Voilà des lustres que l’on a, dans ces colonnes, annoncé la guerre monétaire comme l’étape ultime inévitable de la compétition économique : dommage pour lui que le FMI ne soit pas abonné à ce journal. Car le modèle américaniste repose sur l’obsession exclusive de retirer le maximum de valeur ajoutée du minimum d’investissement. On se doute dans ce contexte que l’industrie soit désormais négligée : elle nécessite de gros capitaux, de la sueur et des larmes, pour des bénéfices de gagne-petit. La finance, en revanche, offre des leviers spéculatifs extraordinaires, qui donnent en outre l’opportunité à un pays disposant de la monnaie universelle d’acheter le capital des autres avec une devise artificiellement dopée, ou de leur vendre ses propres dettes avec une devise que l’on va déprécier.

On en revient ainsi aujourd’hui aux mêmes préoccupations que celles discutées autrefois à Bretton Woods. Qui firent passer à la trappe la solution keynésienne du bancor, une monnaie internationale distincte de celle d’un Etat souverain : il est assez probable que cette option soit prochainement remise sur le tapis, quand la chienlit en cours sur les marchés des changes aura dégénéré. Car tous les Etats qui en ont les moyens, financiers et juridiques, font donner de leur banque centrale pour tenter d’infléchir le cours de leur monnaie – entendez par là que l’objectif est de la faire baisser.
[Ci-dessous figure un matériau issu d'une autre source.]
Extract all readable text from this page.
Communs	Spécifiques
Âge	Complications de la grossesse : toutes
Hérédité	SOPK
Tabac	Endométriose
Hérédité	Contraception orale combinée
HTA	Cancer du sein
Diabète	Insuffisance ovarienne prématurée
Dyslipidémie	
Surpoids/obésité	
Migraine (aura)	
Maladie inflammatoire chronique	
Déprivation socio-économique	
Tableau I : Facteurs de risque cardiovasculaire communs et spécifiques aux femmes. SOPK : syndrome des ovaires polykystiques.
Contre l’artillerie lourde, les pays émergents se battent à la fronde : taxation des capitaux entrants, droits sur les importations. Sans grand succès. La Chine, accusée de dumping sur la parité du yuan, notamment par les Américains, joue sur le velours de la non-convertibilité de sa monnaie. C’est sa façon de répondre à Ben Bernanke, le patron de la FED, qui a été très clair lors de la dernière réunion des banquiers centraux. Il a dit en substance à ses collègues : mes chéris, soit vous relancez vos économies par n’importe quel moyen, soit j’imprime une montagne de dollars qui vous ruinera tous. Et que fait-il ? Vous le savez déjà : il a lancé les rotatives.